I'm sure we've all been there before. A trade setup that seemed so perfect, but completely went the other way. Why did it happen? More importantly, how did it happen? Scratching our head, we boggle over the situation.

As confusing as some of these situations may be, there's almost always a logical explanation. Let's walk through an example scenario to demonstrate why sometimes the opposite of the expected reaction is actually the logical reaction, too.

I've seen many traders struggle with economic data release reactions in the market. We get some seemingly bad data and yet the market pops, or vice versa with good data. But why? Isn't the market supposed to be pleased with good data and displeased with bad data?

Not so fast.

There are many variables to consider in this situation, rather than just the surface level data and reaction. That's because market participants tend to position themselves ahead of data releases and also because one must consider how central bank policy may be impacted by the econometrics in question.

Let's use CPI as one example. Last week we had a nasty CPI print, but the market popped. Why did it do the opposite of what was logical?

Going in to that CPI print we had a robustly hedged market. In fact, the volatility surface was significantly skewed toward put premium, in particular across near dated expirations. That tells us that market participants were positioned for a draw down, and when the CPI print wasn't scorching hot they began to exit those hedges (adding liquidity), sending the market higher short-term.

It's not what one would expect when looking at the CPI data release in a vacuum, per se, but when we zoom out and take a broader look at hedging flows it makes a lot of sense.

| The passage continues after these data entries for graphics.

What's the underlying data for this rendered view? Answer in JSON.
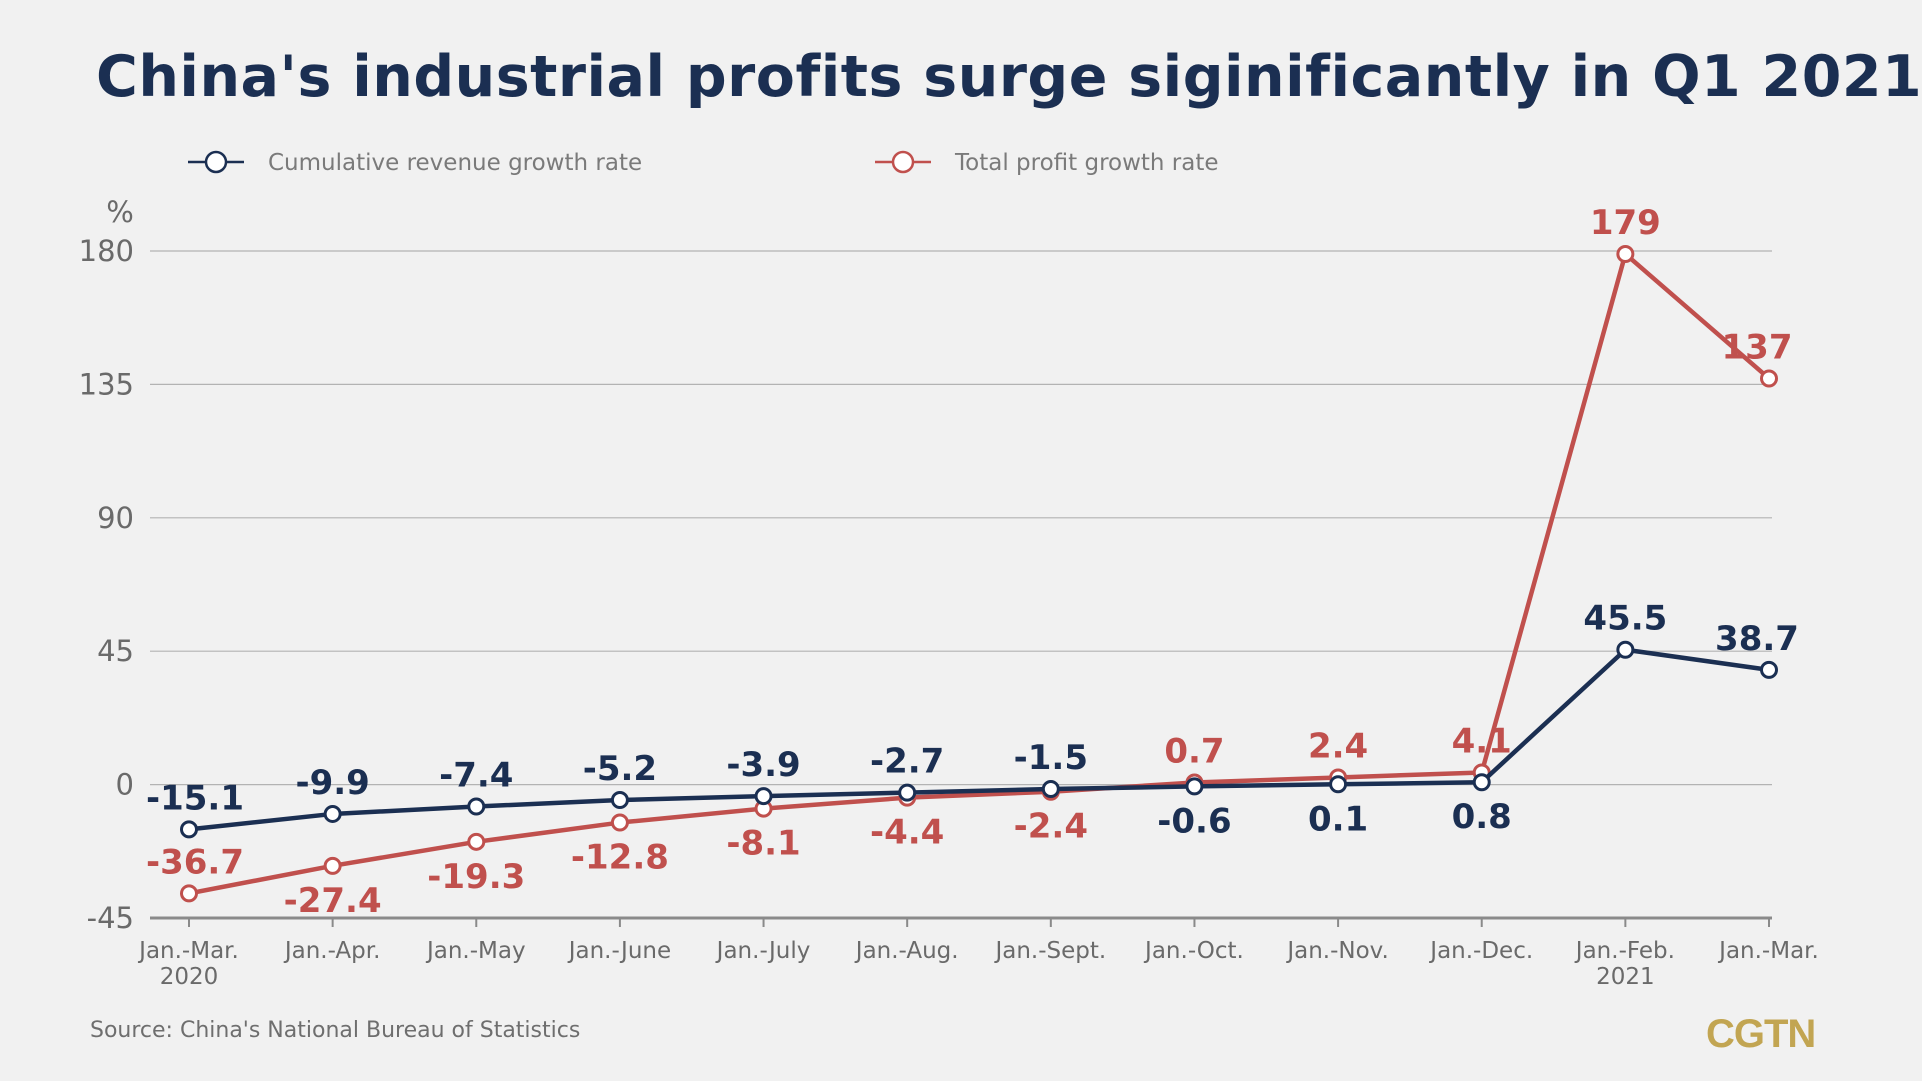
{
  "chart_data": {
    "type": "line",
    "title": "China's industrial profits surge siginificantly in Q1 2021",
    "ylabel": "%",
    "ylim": [
      -45,
      180
    ],
    "yticks": [
      "180",
      "135",
      "90",
      "45",
      "0",
      "-45"
    ],
    "grid": true,
    "legend_placement": "top-left",
    "categories": [
      {
        "label": "Jan.-Mar.",
        "sub": "2020"
      },
      {
        "label": "Jan.-Apr.",
        "sub": ""
      },
      {
        "label": "Jan.-May",
        "sub": ""
      },
      {
        "label": "Jan.-June",
        "sub": ""
      },
      {
        "label": "Jan.-July",
        "sub": ""
      },
      {
        "label": "Jan.-Aug.",
        "sub": ""
      },
      {
        "label": "Jan.-Sept.",
        "sub": ""
      },
      {
        "label": "Jan.-Oct.",
        "sub": ""
      },
      {
        "label": "Jan.-Nov.",
        "sub": ""
      },
      {
        "label": "Jan.-Dec.",
        "sub": ""
      },
      {
        "label": "Jan.-Feb.",
        "sub": "2021"
      },
      {
        "label": "Jan.-Mar.",
        "sub": ""
      }
    ],
    "series": [
      {
        "name": "Cumulative revenue growth rate",
        "color": "#1b2f52",
        "values": [
          -15.1,
          -9.9,
          -7.4,
          -5.2,
          -3.9,
          -2.7,
          -1.5,
          -0.6,
          0.1,
          0.8,
          45.5,
          38.7
        ],
        "labels": [
          "-15.1",
          "-9.9",
          "-7.4",
          "-5.2",
          "-3.9",
          "-2.7",
          "-1.5",
          "-0.6",
          "0.1",
          "0.8",
          "45.5",
          "38.7"
        ],
        "label_pos": [
          "above",
          "above",
          "above",
          "above",
          "above",
          "above",
          "above",
          "below",
          "below",
          "below",
          "above",
          "above"
        ]
      },
      {
        "name": "Total profit growth rate",
        "color": "#c0504d",
        "values": [
          -36.7,
          -27.4,
          -19.3,
          -12.8,
          -8.1,
          -4.4,
          -2.4,
          0.7,
          2.4,
          4.1,
          179,
          137
        ],
        "labels": [
          "-36.7",
          "-27.4",
          "-19.3",
          "-12.8",
          "-8.1",
          "-4.4",
          "-2.4",
          "0.7",
          "2.4",
          "4.1",
          "179",
          "137"
        ],
        "label_pos": [
          "above",
          "below",
          "below",
          "below",
          "below",
          "below",
          "below",
          "above",
          "above",
          "above",
          "above",
          "above"
        ]
      }
    ]
  },
  "footer": {
    "source": "Source: China's National Bureau of Statistics",
    "logo": "CGTN"
  }
}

Another example, which tends to occur with more regularity earlier in the credit cycle, is disappointing data being treated as being bullish by the market. Let's say we get a soft retail sales, GDP, or other econometric print. But the market rips face higher. There's logic behind this sort of a move as well.

When we are early credit cycle the Federal Reserve is in full easing mode. Pulling out all the stops to try to support the financial system primarily and the economy secondarily. When we see weaker economic data it gives cause for the Fed to keep their foot on the gas with regards to monetary stimulus.

Thus the market prices in bad econometrics as good for markets when the Fed is dovish. This effect fades as we get deeper in to the credit cycle and the US central bank begins to pull back on easing as the strength of the economy begins to truly matter for risk asset price discovery.

In summary, market reactions that seem to be the opposite of what one would expect often have sound reasoning behind them. As traders and investors it is our responsibility to find that reasoning and ensure it comports with our strategies.

It's equally important to be flexible as reactions change throughout the credit cycle, from early cycle where weak data may be considered to be bullish, to later cycle where strong economic data tends to be important to the market as it gets off of Fed life support (at least temporarily).